Por favor, não espere até seu último ano no poder para tentar resolver o conflito entre Israel e Palestina. Mostre que você pretende usar a influência americana para apoiar os dois lados em uma negociação que gere paz, segurança e justiça tanto para os israelenses quanto para os palestinos.

Senhor presidente, você tem uma oportunidade histórica de estabelecer uma nova ordem global política e econômica, mais justa, livre, democrática e cooperativa.

Finalmente, os complexos temas do aborto e das organizações confessionais. Você tem uma escolha fundamental a fazer. Entre os democratas, um segmento radical exige mudanças. Mesmo sendo minoria no partido, eles têm voz e são organizados. Exigirão que você corte direitos das organizações confessionais que recebem financiamento do governo. Insistirão para que você assine um “Ato da Liberdade de Escolha”, que tiraria a liberdade dos médicos e hospitais que se opõem ao aborto de agir de acordo com sua consciência. Talvez você até consiga votos suficientes para aprovar tais medidas partidárias.

Porém, o resultado seria desastroso. Muitos católicos e evangélicos (muitos dos quais votaram em você) se sentiriam traídos.

Seus planos de romper limites partidários e construir um grupo mais forte, bem como suas esperanças de estabelecer uma coalizão bipartidária que permita que você faça mudanças significativas em áreas como saúde e política de energia, estariam ameaçados.

Há uma opção melhor. Observe as iniciativas das organizações confessionais durante seis meses, antes de fazer alguma mudança. Inclua aquelas que trabalham entre os pobres. Elas lhe dirão que medidas restritivas à sua liberdade de fazer contratações com base em sua confessionalidade ameaçariam seus programas de empoderamento de pessoas excluídas. Então, corrija os erros da administração anterior, aumente o financiamento e proteja a identidade das organizações confessionais que estão obtendo sucesso em circunstâncias em que praticamente nada mais funciona.

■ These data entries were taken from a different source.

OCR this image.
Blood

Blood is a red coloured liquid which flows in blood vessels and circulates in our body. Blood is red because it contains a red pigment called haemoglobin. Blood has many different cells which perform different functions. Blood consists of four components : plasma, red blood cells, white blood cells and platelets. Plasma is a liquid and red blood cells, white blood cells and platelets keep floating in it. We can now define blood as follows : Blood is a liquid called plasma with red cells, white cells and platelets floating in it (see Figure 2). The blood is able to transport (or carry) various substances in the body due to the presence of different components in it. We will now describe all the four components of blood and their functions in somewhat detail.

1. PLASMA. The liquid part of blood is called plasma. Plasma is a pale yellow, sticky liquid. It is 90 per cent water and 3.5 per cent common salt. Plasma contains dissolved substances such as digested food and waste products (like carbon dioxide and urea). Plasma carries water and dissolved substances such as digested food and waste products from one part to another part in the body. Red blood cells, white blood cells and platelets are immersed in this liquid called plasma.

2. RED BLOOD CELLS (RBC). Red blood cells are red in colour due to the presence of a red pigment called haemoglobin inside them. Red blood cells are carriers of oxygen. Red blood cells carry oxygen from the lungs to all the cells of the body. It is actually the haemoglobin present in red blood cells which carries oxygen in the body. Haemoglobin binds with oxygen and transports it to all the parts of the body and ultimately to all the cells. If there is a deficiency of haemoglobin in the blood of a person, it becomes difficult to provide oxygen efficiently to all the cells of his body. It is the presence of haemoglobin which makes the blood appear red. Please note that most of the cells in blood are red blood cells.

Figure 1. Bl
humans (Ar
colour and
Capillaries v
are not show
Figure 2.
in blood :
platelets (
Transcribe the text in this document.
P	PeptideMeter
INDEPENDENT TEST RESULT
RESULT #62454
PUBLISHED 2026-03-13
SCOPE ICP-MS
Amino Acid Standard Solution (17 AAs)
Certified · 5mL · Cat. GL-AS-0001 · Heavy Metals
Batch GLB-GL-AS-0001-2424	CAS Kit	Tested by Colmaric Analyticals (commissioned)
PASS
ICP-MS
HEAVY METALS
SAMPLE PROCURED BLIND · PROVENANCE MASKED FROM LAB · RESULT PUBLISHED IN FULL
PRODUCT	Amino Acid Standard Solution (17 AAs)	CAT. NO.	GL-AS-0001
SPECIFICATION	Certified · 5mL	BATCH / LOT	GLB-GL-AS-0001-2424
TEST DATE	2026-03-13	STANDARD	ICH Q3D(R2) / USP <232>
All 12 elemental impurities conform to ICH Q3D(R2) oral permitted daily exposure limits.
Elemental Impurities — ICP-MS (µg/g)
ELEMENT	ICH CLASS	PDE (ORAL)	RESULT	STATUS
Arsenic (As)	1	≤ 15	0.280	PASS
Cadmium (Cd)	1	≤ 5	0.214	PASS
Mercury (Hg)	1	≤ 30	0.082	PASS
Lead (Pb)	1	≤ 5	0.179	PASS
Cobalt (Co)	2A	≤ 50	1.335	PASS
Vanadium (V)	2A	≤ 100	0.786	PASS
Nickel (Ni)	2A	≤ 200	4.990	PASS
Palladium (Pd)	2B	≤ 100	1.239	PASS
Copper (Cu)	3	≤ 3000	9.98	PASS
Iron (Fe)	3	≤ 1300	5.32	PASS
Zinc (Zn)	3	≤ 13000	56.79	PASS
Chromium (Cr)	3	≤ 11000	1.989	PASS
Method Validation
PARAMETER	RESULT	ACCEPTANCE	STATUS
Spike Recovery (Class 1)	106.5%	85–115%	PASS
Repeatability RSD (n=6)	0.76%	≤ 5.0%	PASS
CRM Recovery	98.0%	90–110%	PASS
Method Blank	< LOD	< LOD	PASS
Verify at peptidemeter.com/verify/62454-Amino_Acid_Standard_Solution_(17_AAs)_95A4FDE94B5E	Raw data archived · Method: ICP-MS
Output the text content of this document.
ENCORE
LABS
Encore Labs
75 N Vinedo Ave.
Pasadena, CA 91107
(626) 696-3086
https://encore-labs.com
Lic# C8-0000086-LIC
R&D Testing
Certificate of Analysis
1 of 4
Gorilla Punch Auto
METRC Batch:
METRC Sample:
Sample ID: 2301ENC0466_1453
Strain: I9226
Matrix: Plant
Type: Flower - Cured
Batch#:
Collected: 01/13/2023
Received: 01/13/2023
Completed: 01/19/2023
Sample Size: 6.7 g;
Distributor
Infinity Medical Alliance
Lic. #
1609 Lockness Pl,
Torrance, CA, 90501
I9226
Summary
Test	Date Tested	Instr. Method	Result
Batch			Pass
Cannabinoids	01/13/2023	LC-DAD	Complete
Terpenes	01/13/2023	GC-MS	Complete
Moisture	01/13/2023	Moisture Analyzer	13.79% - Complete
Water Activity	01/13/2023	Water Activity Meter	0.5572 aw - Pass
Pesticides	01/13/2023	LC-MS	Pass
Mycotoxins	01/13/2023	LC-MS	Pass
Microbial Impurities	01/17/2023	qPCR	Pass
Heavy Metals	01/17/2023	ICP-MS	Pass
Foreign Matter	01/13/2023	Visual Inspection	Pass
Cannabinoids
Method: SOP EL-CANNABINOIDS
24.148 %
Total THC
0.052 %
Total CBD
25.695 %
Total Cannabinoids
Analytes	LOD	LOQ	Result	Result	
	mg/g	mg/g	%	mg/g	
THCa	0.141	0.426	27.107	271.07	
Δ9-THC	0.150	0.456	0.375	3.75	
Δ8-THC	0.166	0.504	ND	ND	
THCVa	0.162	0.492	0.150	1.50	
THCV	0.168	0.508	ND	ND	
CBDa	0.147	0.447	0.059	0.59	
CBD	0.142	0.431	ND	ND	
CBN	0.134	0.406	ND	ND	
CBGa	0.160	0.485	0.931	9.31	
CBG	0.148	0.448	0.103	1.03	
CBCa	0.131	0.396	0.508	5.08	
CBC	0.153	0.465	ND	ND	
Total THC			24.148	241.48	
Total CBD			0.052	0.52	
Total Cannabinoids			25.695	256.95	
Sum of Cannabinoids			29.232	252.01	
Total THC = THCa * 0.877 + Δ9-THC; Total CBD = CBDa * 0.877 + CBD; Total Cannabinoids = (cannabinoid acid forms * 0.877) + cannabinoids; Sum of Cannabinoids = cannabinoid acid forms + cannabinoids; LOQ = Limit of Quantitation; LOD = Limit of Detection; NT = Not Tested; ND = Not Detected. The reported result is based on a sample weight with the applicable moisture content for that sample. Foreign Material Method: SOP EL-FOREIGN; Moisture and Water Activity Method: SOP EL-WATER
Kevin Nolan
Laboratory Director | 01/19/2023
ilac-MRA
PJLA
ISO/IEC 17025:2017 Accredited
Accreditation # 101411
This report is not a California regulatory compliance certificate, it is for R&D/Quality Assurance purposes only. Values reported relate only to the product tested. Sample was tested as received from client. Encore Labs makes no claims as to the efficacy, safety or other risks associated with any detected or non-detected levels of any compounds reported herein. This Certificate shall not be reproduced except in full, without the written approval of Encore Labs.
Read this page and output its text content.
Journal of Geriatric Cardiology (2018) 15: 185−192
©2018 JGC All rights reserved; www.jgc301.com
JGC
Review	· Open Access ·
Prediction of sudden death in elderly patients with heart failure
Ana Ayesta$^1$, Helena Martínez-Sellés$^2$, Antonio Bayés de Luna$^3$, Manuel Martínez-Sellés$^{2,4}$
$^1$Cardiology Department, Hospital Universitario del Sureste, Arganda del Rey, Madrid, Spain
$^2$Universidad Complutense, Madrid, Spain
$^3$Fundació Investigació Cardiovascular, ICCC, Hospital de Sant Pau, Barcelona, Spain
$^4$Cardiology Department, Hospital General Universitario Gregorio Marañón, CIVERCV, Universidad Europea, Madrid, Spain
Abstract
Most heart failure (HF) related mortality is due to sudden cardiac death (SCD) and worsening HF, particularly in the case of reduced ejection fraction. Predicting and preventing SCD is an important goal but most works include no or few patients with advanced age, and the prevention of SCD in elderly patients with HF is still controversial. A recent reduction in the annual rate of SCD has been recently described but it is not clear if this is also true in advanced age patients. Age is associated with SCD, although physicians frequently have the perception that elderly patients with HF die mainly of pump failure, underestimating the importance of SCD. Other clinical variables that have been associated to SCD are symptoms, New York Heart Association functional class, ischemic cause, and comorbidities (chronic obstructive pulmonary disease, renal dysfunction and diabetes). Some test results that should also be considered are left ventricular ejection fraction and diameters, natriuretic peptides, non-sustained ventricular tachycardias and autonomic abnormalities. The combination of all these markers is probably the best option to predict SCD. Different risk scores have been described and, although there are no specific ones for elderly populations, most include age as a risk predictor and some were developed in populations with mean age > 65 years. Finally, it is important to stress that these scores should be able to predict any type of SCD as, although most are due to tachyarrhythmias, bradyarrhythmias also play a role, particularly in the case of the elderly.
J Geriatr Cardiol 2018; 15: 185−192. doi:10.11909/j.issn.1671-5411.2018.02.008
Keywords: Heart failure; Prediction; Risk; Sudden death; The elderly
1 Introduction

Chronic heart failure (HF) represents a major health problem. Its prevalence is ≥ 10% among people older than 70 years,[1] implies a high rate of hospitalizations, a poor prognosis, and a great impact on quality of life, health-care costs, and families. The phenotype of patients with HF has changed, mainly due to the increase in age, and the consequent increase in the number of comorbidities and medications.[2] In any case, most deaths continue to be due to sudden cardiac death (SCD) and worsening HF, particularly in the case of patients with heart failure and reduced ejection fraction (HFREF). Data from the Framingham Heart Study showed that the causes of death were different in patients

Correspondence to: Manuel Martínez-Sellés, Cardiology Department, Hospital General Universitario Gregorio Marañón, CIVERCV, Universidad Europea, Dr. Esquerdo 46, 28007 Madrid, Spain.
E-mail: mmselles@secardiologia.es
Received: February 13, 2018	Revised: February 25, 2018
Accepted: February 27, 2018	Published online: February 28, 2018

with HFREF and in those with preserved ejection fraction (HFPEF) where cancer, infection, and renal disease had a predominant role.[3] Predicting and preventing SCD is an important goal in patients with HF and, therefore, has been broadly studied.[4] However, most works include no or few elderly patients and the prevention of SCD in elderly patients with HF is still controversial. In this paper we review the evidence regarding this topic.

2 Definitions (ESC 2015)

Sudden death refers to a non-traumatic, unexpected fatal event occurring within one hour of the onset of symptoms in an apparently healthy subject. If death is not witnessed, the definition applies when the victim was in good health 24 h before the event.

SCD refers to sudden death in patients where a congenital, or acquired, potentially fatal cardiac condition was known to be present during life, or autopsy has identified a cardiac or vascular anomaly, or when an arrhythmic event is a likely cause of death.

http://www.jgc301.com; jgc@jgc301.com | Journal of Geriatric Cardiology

Sobre o aborto, por que não ser genuinamente pró-escolha? Isso significaria manter políticas que permitam aos médicos e hospitais seguir sua consciência e escolher se querem fazer abortos. Significaria não incluir financiamento para abortos em suas políticas de saúde. Em vez de “forçar” milhões de americanos a violar sua consciência com uma política supostamente ‘pró-escolha’, que na verdade nega o direito a milhões, forme um grupo de pessoas influentes (tanto ‘pró-escolha’ quanto ‘pró-vida’) que concordem com algumas ações concretas que reduzam o número de abortos. Sei que você não mudará sua opinião sobre a legalidade do aborto. No entanto, não poderíamos trabalhar juntos para descobrir uma maneira de torná-lo menos freqüente?

Forme uma coalizão neutra, focada na sacralidade da vida humana, e as organizações confessionais fortalecerão sua capacidade de promover grandes mudanças no sistema de saúde, políticas de energia e relações exteriores.

Uma última sugestão. Reúna um grupo de líderes religiosos de confiança para um diálogo confidencial e oração. Convide-os a serem honestos com você. Deixe que eles o ajudem a carregar seus fardos.

Este é meu conselho, senhor presidente. Sei que dar conselhos é muito fácil para mim, um tipo de “líder comunitário sem responsabilidades”. Mas prometo orar por você regularmente.

Publicado na revista “Prism” (edição de janeiro/fevereiro de 2009). Esta versão foi adaptada pelo autor exclusivamente para Ultimato.


Ronald Sider é editor da revista “Prism” e presidente da organização Evangélicos pela Ação Social. É autor de, entre outros, O Escândalo do Comportamento Evangélico e “Cristãos Ricos em Tempo de Fome”.